Not all applications follow the basic architectural patterns allowed by their frameworks, and no single tool will be able to represent all use cases without user input. To meaningfully unite isolated traces into a single, more representative structure, or to decompose large spans into functional units, manual instrumentation will become necessary. The SignalFx-Tracing Library provides a helpful function decorator to automatically create spans for tracing your custom logic:

from signalfx_tracing import trace
import opentracing

from my_app import annotate, compute, report


@trace  # uses global opentracing.tracer set by signalfx_tracing.utils.create_tracer()
def my_function(arg):  # default span operation name is the name of the function
    # span will automatically trace duration of my_function() without any modifications necessary
    annotated = annotate(arg)
    return MyBusinessLogic().my_other_function(annotated)


class MyBusinessLogic:

    @classmethod  # It's necessary to declare @trace after @classmethod and @staticmethod
    @trace('MyOperation')  # Specify span operation name
    def my_other_function(cls, arg):
        # Using OpenTracing api, it's possible to modify current spans.
        # This active span is 'MyOperation', the current traced function and child of 'my_function'.
        span = opentracing.tracer.active_span
        span.set_tag('MyAnnotation', arg)
        value = cls.my_additional_function(arg)
        return report(value)

    @staticmethod
    @trace('MyOtherOperation',  # Specify span operation name and tags
           dict(tag_name='tag_value',
                another_tag_name='another_tag_value'))
    def my_additional_function(arg):
        span = opentracing.tracer.active_span  # This active span is 'MyOtherOperation', the child of 'MyOperation'.
        value = compute(arg)
        span.set_tag('ComputedValue', value)
        return value

In the above example, any invocation of my_function() will result in a trace consisting of at least three spans whose relationship mirrors the call graph.
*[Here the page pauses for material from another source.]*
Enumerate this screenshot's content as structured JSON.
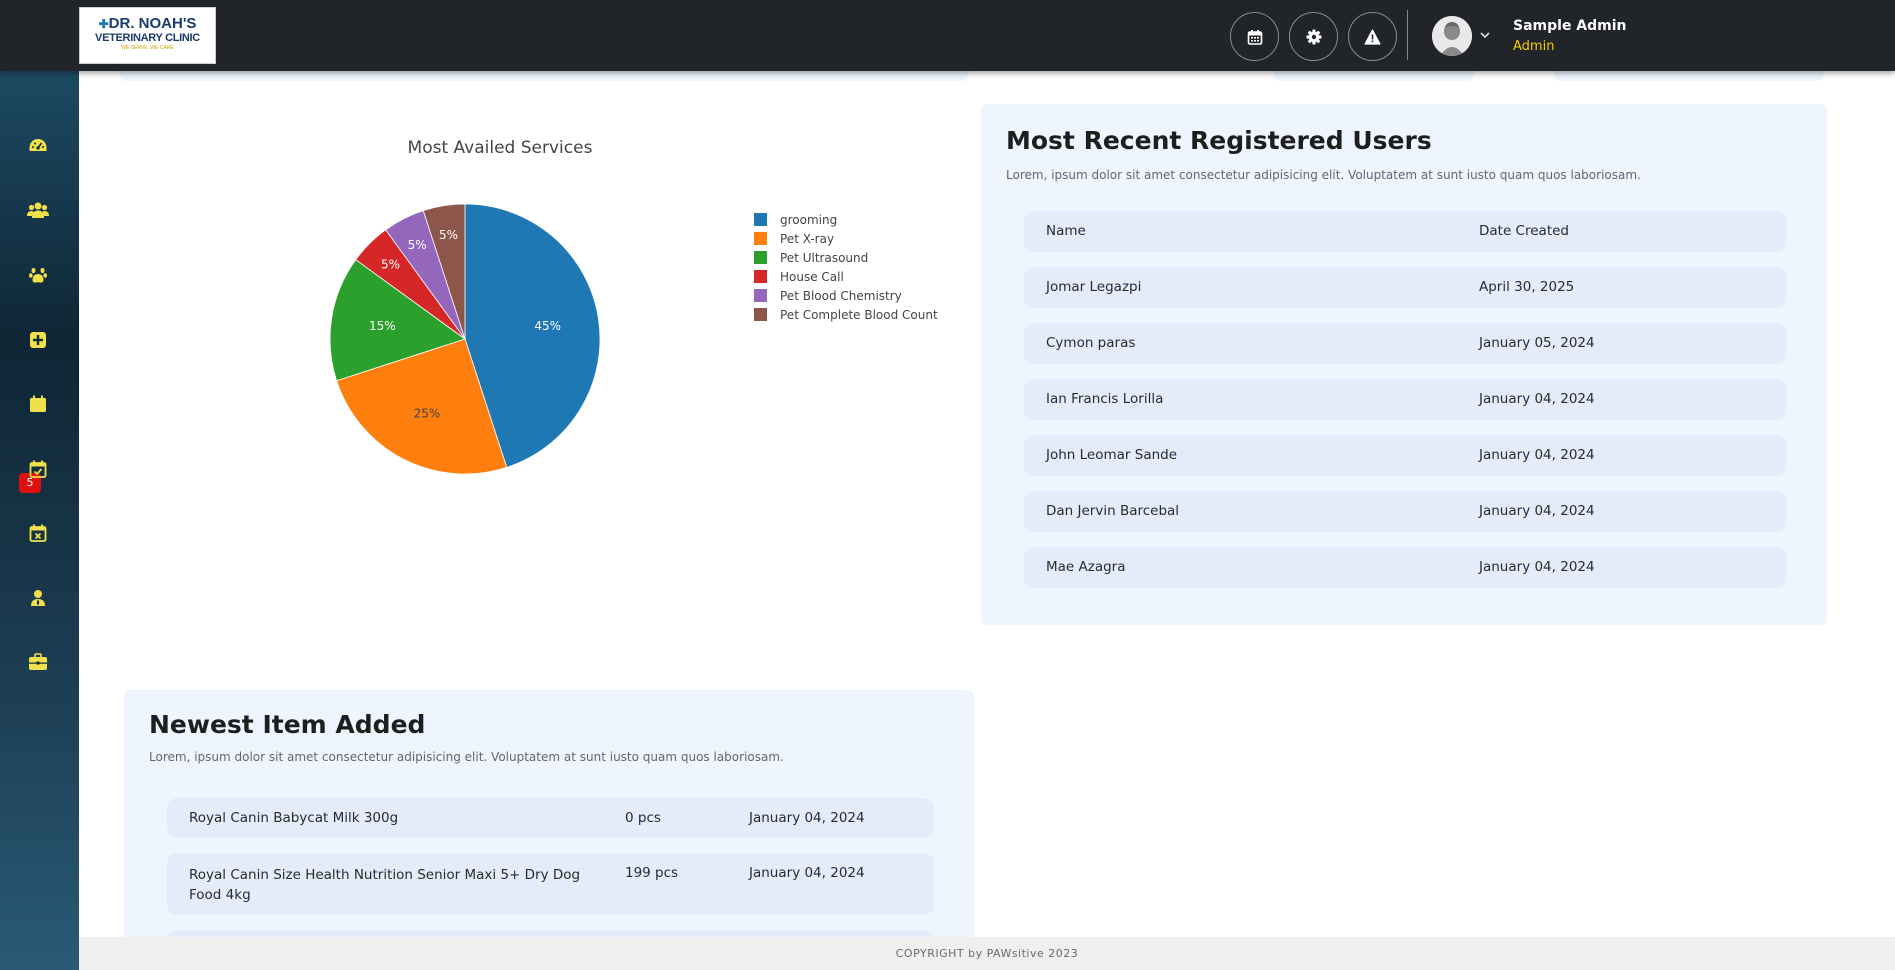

If my_function() were to be called from another traced function or auto-instrumented request handler, its resulting span would be parented by that caller function's span.

Note: As the example shows, @trace must be applied to traced methods before the @classmethod and @staticmethod decorators are evaluated (declared after), as the utility doesn't account for their respective descriptor implementations at this time. Not doing so will likely cause undesired behavior in your application.